Pero son cien años, y pesan mucho. Le han operado de cataratas, le han intervenido de una cadera, que no llegó a romperse, pero que en los últimos años le hacía cojear, no sin gracia, pero andaba por los prados moviéndose con mucha dificultad. Al final Platero opto por retirarse una temporada a un sitio tranquilo, afable y alegre. Y como a Platero le gusta su Sur, se vino a Cádiz.
En Cádiz fue acogido por una librería, recorrió varias antes de escoger una, La Clandestina, -mira que me gusta a mi este nombre, me inspira transgresión, me evoca prohibición-, y a la puerta podíamos ver a este nuevo ciudadano de Cádiz, como pasaba las horas y horas, buscando el fresco de los atardeceres y las caricias de los paseantes, sobre todo de los más pequeños, quienes no se resistían a acariciar su cuello, su morro.., y el siempre les devolvía un vaivén de rabo o un ligero movimiento de orejas.
Pero Cádiz dejó hace tiempo de ser la cuna de la libertad. Cádiz ahora es la ciudad donde, desde el ayuntamiento, se manda a las mujeres que protestan arrestadas a sus casas, donde a todo aquel que critica, tarde o temprano acaba en los juzgados con una querella, en el Cádiz de hoy hay un cierto miedo, miedo a perder, miedo a ser señalado,miedo a no recibir los "favores" del poder, y no pueden permitir que un burro, no ya que ande jugueteando por sus calles, no podían permitir que un asno, aunque se llame Platero, esté tranquilamente a las puertas de una librería. Y la autoridad, investida de todos sus atributos, grises más en negro y blanco, -a mi me recuerdo al Tirano Banderas, por lo que de esperpento tiene-, decide arrestar a Platero y que pase a ser clandestino en La Clandestina.
Platero empezó a momificarse en su cautiverio, empezó a cambiar el pelo por papeles de periódico, y en un abrir y cerrar de ojos se convirtió en una estatua de papel maché, inmóvil, sin vida, bueno casi sin vida porque todos los días una lágrima humedecía su hocico en su rincón de la librería-cárcel.
La semana pasada, un grupo anárquicamente organizado, compuesto por personas que no solamente leen, además llevan la lectura aquí y allá, decidieron hacer una especie de aquelarre. Sacaron al Platero de cartón piedra a la puerta de La Clandestina, y empezaron a leer la obra de Juan Ramón Jiménez.
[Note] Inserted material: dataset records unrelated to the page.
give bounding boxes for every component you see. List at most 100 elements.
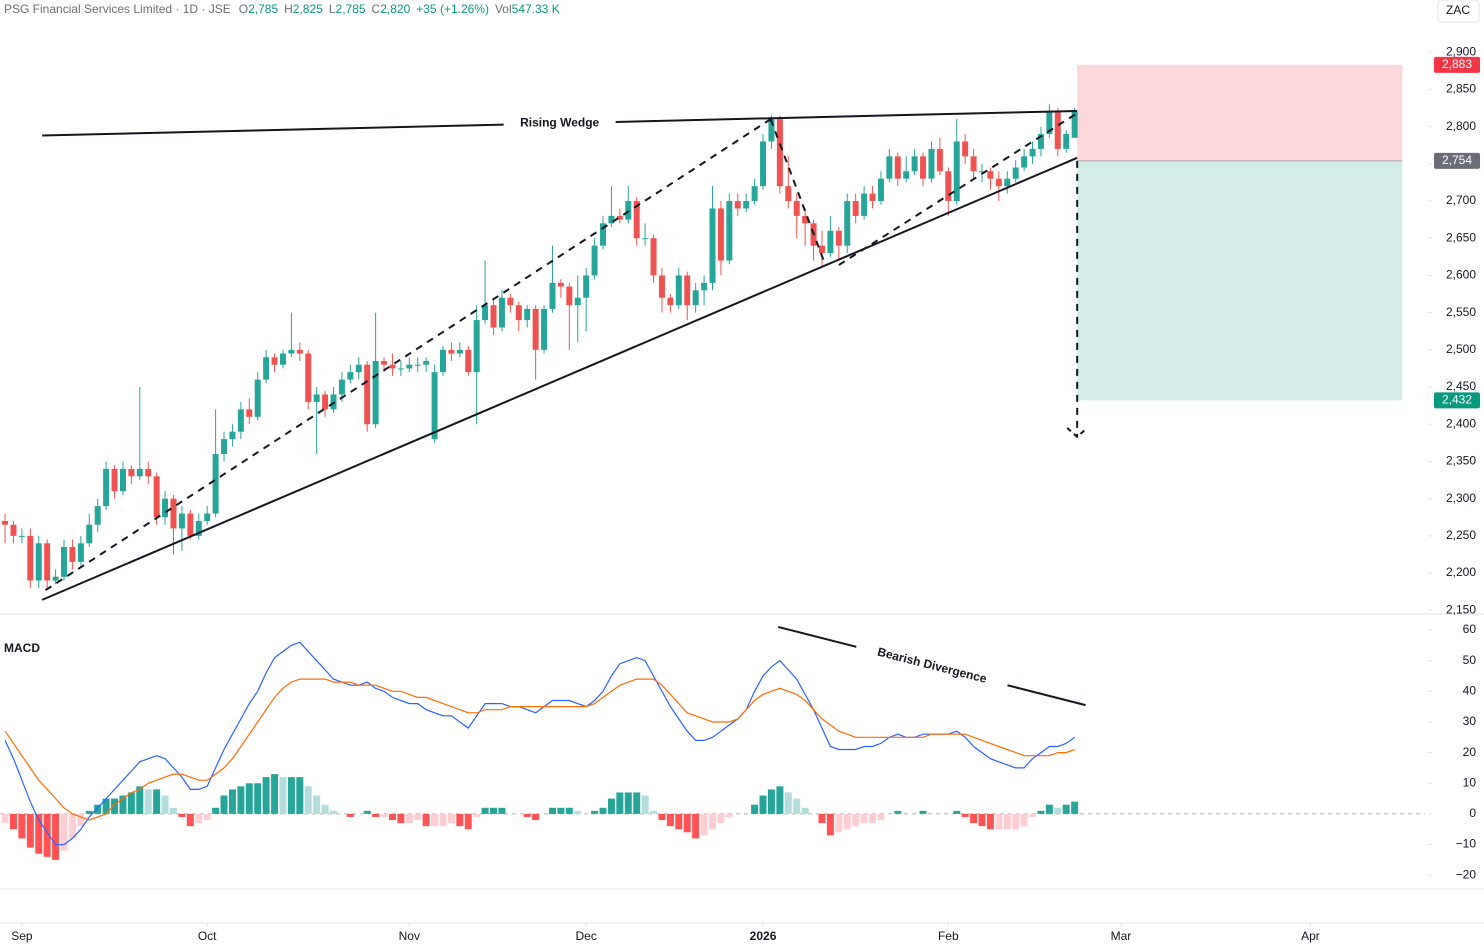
candle-body — [852, 201, 859, 216]
macd-line — [4, 678, 1075, 821]
histogram-bar — [464, 813, 472, 830]
y-tick-label: 2,350 — [1446, 454, 1476, 468]
x-tick-label: Dec — [575, 929, 596, 943]
candle-body — [633, 201, 640, 239]
histogram-bar — [767, 789, 775, 814]
y-tick-label: 2,700 — [1446, 193, 1476, 207]
legend-key: L — [329, 2, 336, 16]
histogram-bar — [1037, 810, 1045, 814]
histogram-bar — [986, 813, 994, 830]
candle-body — [785, 186, 792, 202]
legend-value: 2,785 — [336, 2, 366, 16]
legend-value: 547.33 K — [512, 2, 560, 16]
histogram-bar — [557, 807, 565, 814]
histogram-bar — [591, 810, 599, 814]
histogram-bar — [1045, 804, 1053, 814]
candle-body — [1046, 111, 1053, 135]
candle-body — [61, 547, 68, 577]
candle-body — [423, 360, 430, 365]
candle-body — [381, 360, 388, 365]
candle-body — [195, 520, 202, 536]
histogram-bar — [641, 795, 649, 814]
histogram-bar — [279, 777, 287, 814]
y-tick-label: 2,200 — [1446, 565, 1476, 579]
candle-body — [650, 238, 657, 276]
histogram-bar — [26, 813, 34, 848]
candle-body — [557, 282, 564, 287]
candle-body — [145, 468, 152, 477]
histogram-bar — [296, 777, 304, 814]
candle-body — [2, 520, 9, 525]
candle-body — [221, 439, 228, 455]
histogram-bar — [1054, 807, 1062, 814]
candle-body — [296, 349, 303, 354]
y-tick-label: −20 — [1456, 867, 1477, 881]
histogram-bar — [237, 786, 245, 814]
candle-body — [1029, 148, 1036, 157]
candle-body — [1012, 167, 1019, 179]
histogram-bar — [85, 810, 93, 814]
histogram-bar — [414, 813, 422, 821]
candle-body — [347, 372, 354, 380]
histogram-bar — [953, 810, 961, 814]
candle-body — [903, 171, 910, 179]
candle-body — [313, 394, 320, 402]
histogram-bar — [919, 810, 927, 814]
histogram-bar — [826, 813, 834, 836]
histogram-bar — [68, 813, 76, 839]
candle-body — [364, 364, 371, 425]
candle-body — [187, 513, 194, 536]
candle-body — [1037, 134, 1044, 149]
y-tick-label: 2,250 — [1446, 528, 1476, 542]
candle-body — [844, 201, 851, 246]
trendline — [44, 118, 772, 592]
candle-body — [869, 193, 876, 202]
candle-body — [482, 305, 489, 321]
candle-body — [1071, 111, 1078, 138]
price-label-box — [1434, 152, 1480, 169]
histogram-bar — [616, 792, 624, 814]
candle-body — [802, 215, 809, 224]
histogram-bar — [801, 807, 809, 814]
candle-body — [591, 245, 598, 276]
candle-body — [288, 349, 295, 354]
histogram-bar — [287, 777, 295, 814]
histogram-bar — [784, 792, 792, 814]
histogram-bar — [330, 810, 338, 814]
candle-body — [10, 524, 17, 536]
histogram-bar — [245, 783, 253, 814]
candle-body — [414, 364, 421, 366]
histogram-bar — [843, 813, 851, 830]
y-tick-label: 2,900 — [1446, 44, 1476, 58]
candle-body — [701, 282, 708, 291]
histogram-bar — [633, 792, 641, 814]
histogram-bar — [111, 798, 119, 814]
candle-body — [212, 454, 219, 514]
histogram-bar — [212, 807, 220, 814]
histogram-bar — [346, 813, 354, 817]
candle-body — [524, 308, 531, 321]
histogram-bar — [447, 813, 455, 824]
candle-body — [726, 201, 733, 261]
target-zone — [1077, 160, 1403, 401]
candle-body — [94, 506, 101, 525]
candle-body — [818, 245, 825, 254]
candle-body — [237, 409, 244, 432]
histogram-bar — [818, 813, 826, 824]
y-tick-label: 50 — [1463, 653, 1477, 667]
histogram-bar — [666, 813, 674, 827]
candle-body — [1054, 111, 1061, 149]
currency-button[interactable] — [1437, 0, 1480, 23]
histogram-bar — [523, 813, 531, 817]
candle-body — [77, 543, 84, 562]
y-tick-label: −10 — [1456, 837, 1477, 851]
histogram-bar — [94, 804, 102, 814]
wedge-label: Rising Wedge — [520, 115, 599, 129]
histogram-bar — [532, 813, 540, 821]
histogram-bar — [43, 813, 51, 857]
histogram-bar — [456, 813, 464, 827]
candle-body — [69, 547, 76, 562]
histogram-bar — [169, 807, 177, 814]
histogram-bar — [1012, 813, 1020, 830]
histogram-bar — [186, 813, 194, 827]
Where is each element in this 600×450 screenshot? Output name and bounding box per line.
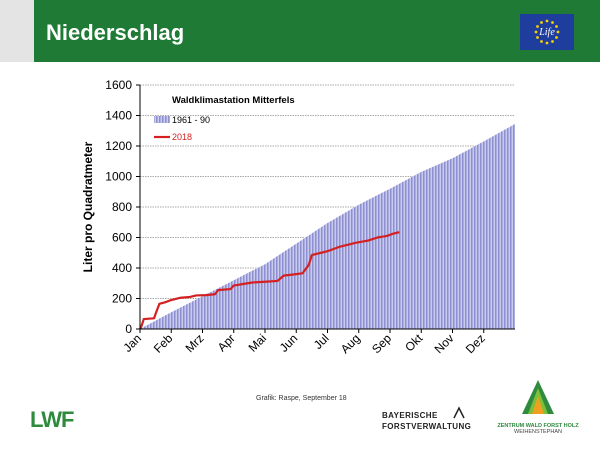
eu-life-text: Life [538, 27, 555, 38]
x-tick-label: Nov [432, 331, 457, 356]
y-tick-label: 1200 [105, 139, 132, 153]
series-line-2018 [139, 231, 400, 330]
x-tick-label: Mrz [183, 331, 207, 355]
x-tick-label: Feb [151, 331, 176, 356]
x-tick-label: Sep [369, 331, 394, 356]
series-area-1961-90 [140, 123, 515, 329]
y-tick-label: 800 [112, 200, 132, 214]
zentrum-tree-icon [522, 380, 554, 414]
header-side-panel [0, 0, 34, 62]
forstverwaltung-logo: BAYERISCHE FORSTVERWALTUNG [382, 410, 471, 432]
forstverwaltung-mark-icon [453, 406, 465, 419]
y-tick-label: 0 [125, 322, 132, 336]
eu-stars-icon: Life [534, 19, 560, 45]
header-bar [34, 0, 600, 62]
eu-life-logo: Life [520, 14, 574, 50]
x-tick-label: Jul [311, 331, 332, 352]
y-tick-label: 1000 [105, 170, 132, 184]
x-tick-label: Mai [246, 331, 270, 355]
chart-title: Waldklimastation Mitterfels [172, 95, 295, 106]
x-tick-label: Jun [277, 331, 301, 355]
y-tick-label: 1400 [105, 109, 132, 123]
y-tick-label: 600 [112, 231, 132, 245]
x-tick-label: Aug [338, 331, 363, 356]
y-tick-label: 200 [112, 292, 132, 306]
legend-label-1961-90: 1961 - 90 [172, 115, 210, 125]
precipitation-chart: 0 200 400 600 800 1000 1200 1400 1600 Jan Feb Mrz Ap… [81, 78, 515, 356]
legend-swatch-1961-90 [154, 116, 170, 123]
x-tick-label: Okt [402, 331, 426, 355]
zentrum-name: ZENTRUM WALD FORST HOLZ [497, 423, 579, 429]
y-axis-label: Liter pro Quadratmeter [81, 141, 95, 272]
forstverwaltung-line1: BAYERISCHE [382, 411, 438, 420]
slide-title: Niederschlag [46, 20, 185, 45]
x-tick-label: Apr [215, 331, 238, 354]
legend-label-2018: 2018 [172, 132, 192, 142]
zentrum-subtitle: WEIHENSTEPHAN [514, 429, 562, 435]
lwf-logo: LWF [30, 407, 74, 432]
x-tick-label: Jan [121, 331, 145, 355]
chart-credit: Grafik: Raspe, September 18 [256, 395, 347, 402]
zentrum-logo: ZENTRUM WALD FORST HOLZ WEIHENSTEPHAN [496, 378, 580, 435]
y-tick-label: 400 [112, 261, 132, 275]
y-tick-label: 1600 [105, 78, 132, 92]
forstverwaltung-line2: FORSTVERWALTUNG [382, 422, 472, 431]
x-tick-label: Dez [463, 331, 488, 356]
Niños y niñas, jubiladas y libreras, libreras jubiladas, paseantes, bibliotecarios y funcionarias, leían en voz alta alguno capítulos de viejas ediciones rescatadas de los estantes.
A la segunda lectura, abrió ligeramente los ojos y meneó la oreja izquierda, al paso de una moto, giró la cabeza siguiendo la estela del motor que dejaba en la calle. Nadie se dio cuenta, nadie se percató que de nuevo este Platero recobraba el movimiento y la vida, con cada capítulo leído era como sí soplos de vida devolvieran a la vida, a Cádiz, la imaginación y la ternura del que cumple cien años entre nosotros.
Primero fue un paso, le costó mucho mover la patas traseras, pero lo dio. Luego, con un cabeceo, saludó a quienes le rodeaban. Nadie se extrañó, y mucho menos nadie se alarmó -eran personas lectoras que están acostumbradas a soñar mientras leen un libro,- Platero se abría camino entre las personas lectoras y abandonó el grupo, se entretuvo unos minutos intentando razonar el porqué un viejo cañón servía de protección de aquella esquina. Siguió andando camino de la plaza de la Candelaria, y se cruzó con una pareja de policías que no fueron capaces de ver un burro de papel maché que pasaba entre ellos.